Recipe 3.4. Converting from One Base to Another
Problem
You need to convert strings
representing numbers in some base to numbers in another base.
Solution
This example provides a general solution for converting from any base
between 2 and 36 to any base in the same range. It uses two global
variables to encode the value of all characters in a base 36 system
as offsets into the stringone for uppercase encoding and the
other for lowercase:
<xsl:variable name="ckbk:base-lower"
select="'0123456789abcdefghijklmnopqrstuvwxyz'"/>
<xsl:variable name="ckbk:base-upper"
select="'0123456789ABCDEFGHIJKLMNOPQRSTUVWXYZ'"/>
<xsl:template name="ckbk:convert-base">
<xsl:param name="number"/>
<xsl:param name="from-base"/>
<xsl:param name="to-base"/>
<xsl:variable name="number-base10">
<xsl:call-template name="ckbk:convert-to-base-10">
<xsl:with-param name="number" select="$number"/>
<xsl:with-param name="from-base" select="$from-base"/>
</xsl:call-template>
</xsl:variable>
<xsl:call-template name="ckbk:convert-from-base-10">
<xsl:with-param name="number" select="$number-base10"/>
<xsl:with-param name="to-base" select="$to-base"/>
</xsl:call-template>
</xsl:template>
This template reduces the general problem to two subproblems of
converting to and from base 10. Performing base 10 conversions is
easier because it is the native base of XPath numbers.

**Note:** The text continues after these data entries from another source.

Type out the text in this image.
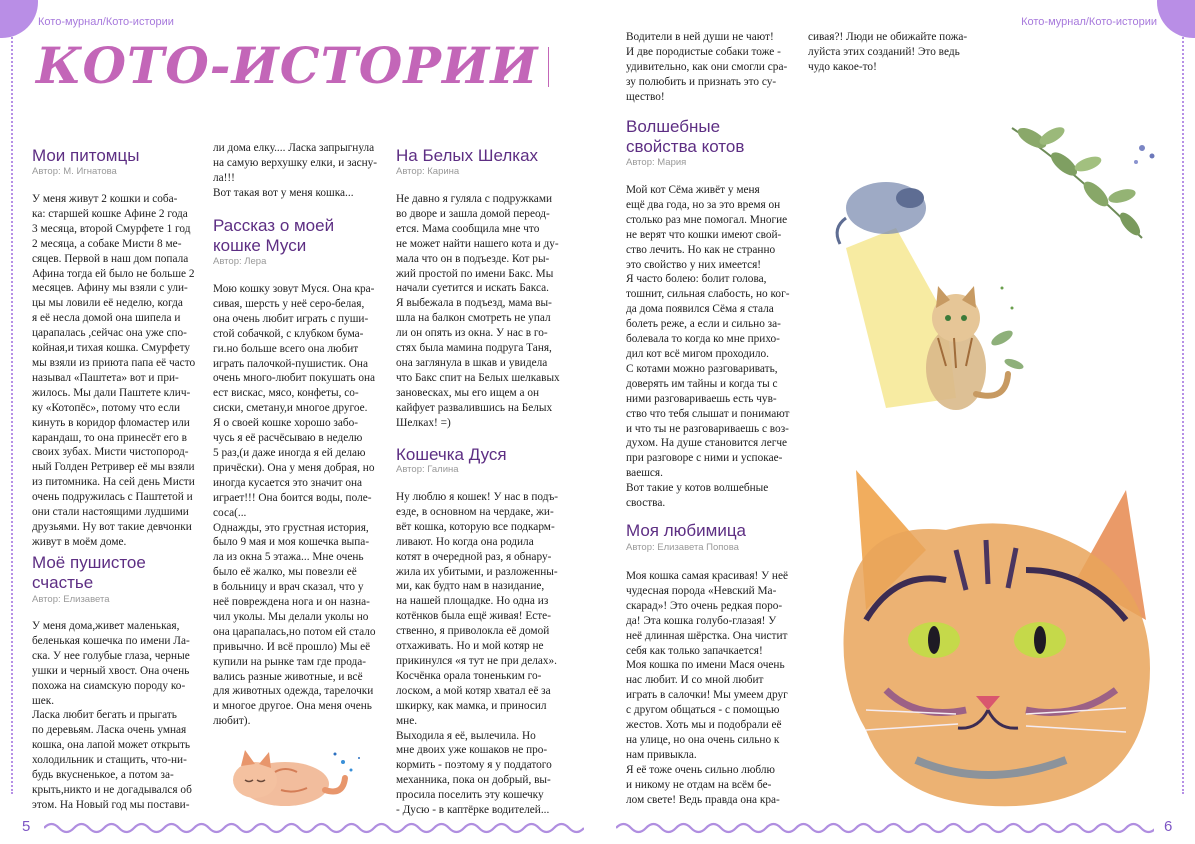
Кото-мурнал/Кото-истории	Кото-мурнал/Кото-истории
КОТО-ИСТОРИИ
Мои питомцы
Автор: М. Игнатова
У меня живут 2 кошки и соба-
ка: старшей кошке Афине 2 года
3 месяца, второй Смурфете 1 год
2 месяца, а собаке Мисти 8 ме-
сяцев. Первой в наш дом попала
Афина тогда ей было не больше 2
месяцев. Афину мы взяли с ули-
цы мы ловили её неделю, когда
я её несла домой она шипела и
царапалась ,сейчас она уже спо-
койная,и тихая кошка. Смурфету
мы взяли из приюта папа её часто
называл «Паштета» вот и при-
жилось. Мы дали Паштете клич-
ку «Котопёс», потому что если
кинуть в коридор фломастер или
карандаш, то она принесёт его в
своих зубах. Мисти чистопород-
ный Голден Ретривер её мы взяли
из питомника. На сей день Мисти
очень подружилась с Паштетой и
они стали настоящими лудшими
друзьями. Ну вот такие девчонки
живут в моём доме.
Моё пушистое
счастье
Автор: Елизавета
У меня дома,живет маленькая,
беленькая кошечка по имени Ла-
ска. У нее голубые глаза, черные
ушки и черный хвост. Она очень
похожа на сиамскую породу ко-
шек.
Ласка любит бегать и прыгать
по деревьям. Ласка очень умная
кошка, она лапой может открыть
холодильник и стащить, что-ни-
будь вкусненькое, а потом за-
крыть,никто и не догадывался об
этом. На Новый год мы постави-
ли дома елку.... Ласка запрыгнула
на самую верхушку елки, и засну-
ла!!!
Вот такая вот у меня кошка...
Рассказ о моей
кошке Муси
Автор: Лера
Мою кошку зовут Муся. Она кра-
сивая, шерсть у неё серо-белая,
она очень любит играть с пуши-
стой собачкой, с клубком бума-
ги.но больше всего она любит
играть палочкой-пушистик. Она
очень много-любит покушать она
ест вискас, мясо, конфеты, со-
сиски, сметану,и многое другое.
Я о своей кошке хорошо забо-
чусь я её расчёсываю в неделю
5 раз,(и даже иногда я ей делаю
причёски). Она у меня добрая, но
иногда кусается это значит она
играет!!! Она боится воды, полe-
соса(...
Однажды, это грустная история,
было 9 мая и моя кошечка выпа-
ла из окна 5 этажа... Мне очень
было её жалко, мы повезли её
в больницу и врач сказал, что у
неё повреждена нога и он назна-
чил уколы. Мы делали уколы но
она царапалась,но потом ей стало
привычно. И всё прошло) Мы её
купили на рынке там где прода-
вались разные животные, и всё
для животных одежда, тарелочки
и многое другое. Она меня очень
любит).
На Белых Шелках
Автор: Карина
Не давно я гуляла с подружками
во дворе и зашла домой переод-
ется. Мама сообщила мне что
не может найти нашего кота и ду-
мала что он в подъезде. Кот ры-
жий простой по имени Бакс. Мы
начали суетится и искать Бакса.
Я выбежала в подъезд, мама вы-
шла на балкон смотреть не упал
ли он опять из окна. У нас в го-
стях была мамина подруга Таня,
она заглянула в шкав и увидела
что Бакс спит на Белых шелкавых
зановесках, мы его ищем а он
кайфует развалившись на Белых
Шелках! =)
Кошечка Дуся
Автор: Галина
Ну люблю я кошек! У нас в подъ-
езде, в основном на чердаке, жи-
вёт кошка, которую все подкарм-
ливают. Но когда она родила
котят в очередной раз, я обнару-
жила их убитыми, и разложенны-
ми, как будто нам в назидание,
на нашей площадке. Но одна из
котёнков была ещё живая! Есте-
ственно, я приволокла её домой
отхаживать. Но и мой котяр не
прикинулся «я тут не при делах».
Косчёнка орала тоненьким го-
лоском, а мой котяр хватал её за
шкирку, как мамка, и приносил
мне.
Выходила я её, вылечила. Но
мне двоих уже кошаков не про-
кормить - поэтому я у поддатого
механника, пока он добрый, вы-
просила поселить эту кошечку
- Дусю - в каптёрке водителей...
5	6
Водители в ней души не чают!
И две породистые собаки тоже -
удивительно, как они смогли сра-
зу полюбить и признать это су-
щество!
Волшебные
свойства котов
Автор: Мария
Мой кот Сёма живёт у меня
ещё два года, но за это время он
столько раз мне помогал. Многие
не верят что кошки имеют свой-
ство лечить. Но как не странно
это свойство у них имеется!
Я часто болею: болит голова,
тошнит, сильная слабость, но ког-
да дома появился Сёма я стала
болеть реже, а если и сильно за-
болевала то когда ко мне прихо-
дил кот всё мигом проходило.
С котами можно разговаривать,
доверять им тайны и когда ты с
ними разговариваешь есть чув-
ство что тебя слышат и понимают
и что ты не разговариваешь с воз-
духом. На душе становится легче
при разговоре с ними и успокае-
ваешся.
Вот такие у котов волшебные
своства.
Моя любимица
Автор: Елизавета Попова
Моя кошка самая красивая! У неё
чудесная порода «Невский Ма-
скарад»! Это очень редкая поро-
да! Эта кошка голубо-глазая! У
неё длинная шёрстка. Она чистит
себя как только запачкается!
Моя кошка по имени Мася очень
нас любит. И со мной любит
играть в салочки! Мы умеем друг
с другом общаться - с помощью
жестов. Хоть мы и подобрали её
на улице, но она очень сильно к
нам привыкла.
Я её тоже очень сильно люблю
и никому не отдам на всём бе-
лом свете! Ведь правда она кра-
сивая?! Люди не обижайте пожа-
луйста этих созданий! Это ведь
чудо какое-то!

The template ckbk:convert-to-base-10 normalizes
the input number to lowercase. Thus, for example, you treat
ffff hex the same as FFFF hex,
which is the normal convention. Two error checks are performed to
make sure the base is in the range you can handle and that the number
does not contain illegal characters inconsistent with the base. The
trivial case of converting from base 10 to base 10 is also handled:
<xsl:template name="ckbk:convert-to-base-10">
<xsl:param name="number"/>
<xsl:param name="from-base"/>
<xsl:variable name="num"
select="translate($number,$ckbk:base-upper, $ckbk:base-lower)"/>
<xsl:variable name="valid-in-chars"
select="substring($ckbk:base-lower,1,$from-base)"/>
<xsl:choose>
<xsl:when test="$from-base < 2 or $from-base > 36">NaN</xsl:when>
<xsl:when test="not($num) or translate($num,$valid-in-chars,'')">NaN</xsl:when>
<xsl:when test="$from-base = 10">
<xsl:value-of select="$number"/>
</xsl:when>
<xsl:otherwise>
<xsl:call-template name="ckbk:convert-to-base-10-impl">
<xsl:with-param name="number" select="$num"/>
<xsl:with-param name="from-base" select="$from-base"/>
<xsl:with-param name="from-chars" select="$valid-in-chars"/>
</xsl:call-template>
</xsl:otherwise>
</xsl:choose>
</xsl:template>
Once error checking is taken care of, you can defer the actual
conversion to another recursive template that does the work. This
template looks up the decimal value of each character as an offset
into the string of characters you obtained from the caller. The
recursion keeps multiplying the result by the base and adding in the
value of the first character until you are left with a string of
length 1:
<xsl:template name="ckbk:convert-to-base-10-impl">
<xsl:param name="number"/>
<xsl:param name="from-base"/>
<xsl:param name="from-chars"/>
<xsl:param name="result" select="0"/>
<xsl:variable name="value"
select="string-length(substring-before($from-chars,substring($number,1,1)))"/>
<xsl:variable name="total" select="$result * $from-base + $value"/>
<xsl:choose>
<xsl:when test="string-length($number) = 1">
<xsl:value-of select="$total"/>
</xsl:when>
<xsl:otherwise>
<xsl:call-template name="ckbk:convert-to-base-10-impl">
<xsl:with-param name="number" select="substring($number,2)"/>
<xsl:with-param name="from-base" select="$from-base"/>
<xsl:with-param name="from-chars" select="$from-chars"/>
<xsl:with-param name="result" select="$total"/>
</xsl:call-template>
</xsl:otherwise>
</xsl:choose>
</xsl:template>
The other half of the problem requires a conversion from base 10 to
any base. Again, you separate error checking from the actual
conversion:
<xsl:template name="ckbk:convert-from-base-10">
<xsl:param name="number"/>
<xsl:param name="to-base"/>
<xsl:choose>
<xsl:when test="$to-base < 2 or $to-base > 36">NaN</xsl:when>
<xsl:when test="number($number) != number($number)">NaN</xsl:when>
<xsl:when test="$to-base = 10">
<xsl:value-of select="$number"/>
</xsl:when>
<xsl:otherwise>
<xsl:call-template name="ckbk:convert-from-base-10-impl">
<xsl:with-param name="number" select="$number"/>
<xsl:with-param name="to-base" select="$to-base"/>
</xsl:call-template>
</xsl:otherwise>
</xsl:choose>
</xsl:template>
The actual conversion is simply a matter of picking out each digit
form the $ckbk:base-lower table based on the
remainder (i.e., mod) obtained when dividing by the
$to-base. You recurse on the leftover integer
portion, concatenating the digit onto the front of the result.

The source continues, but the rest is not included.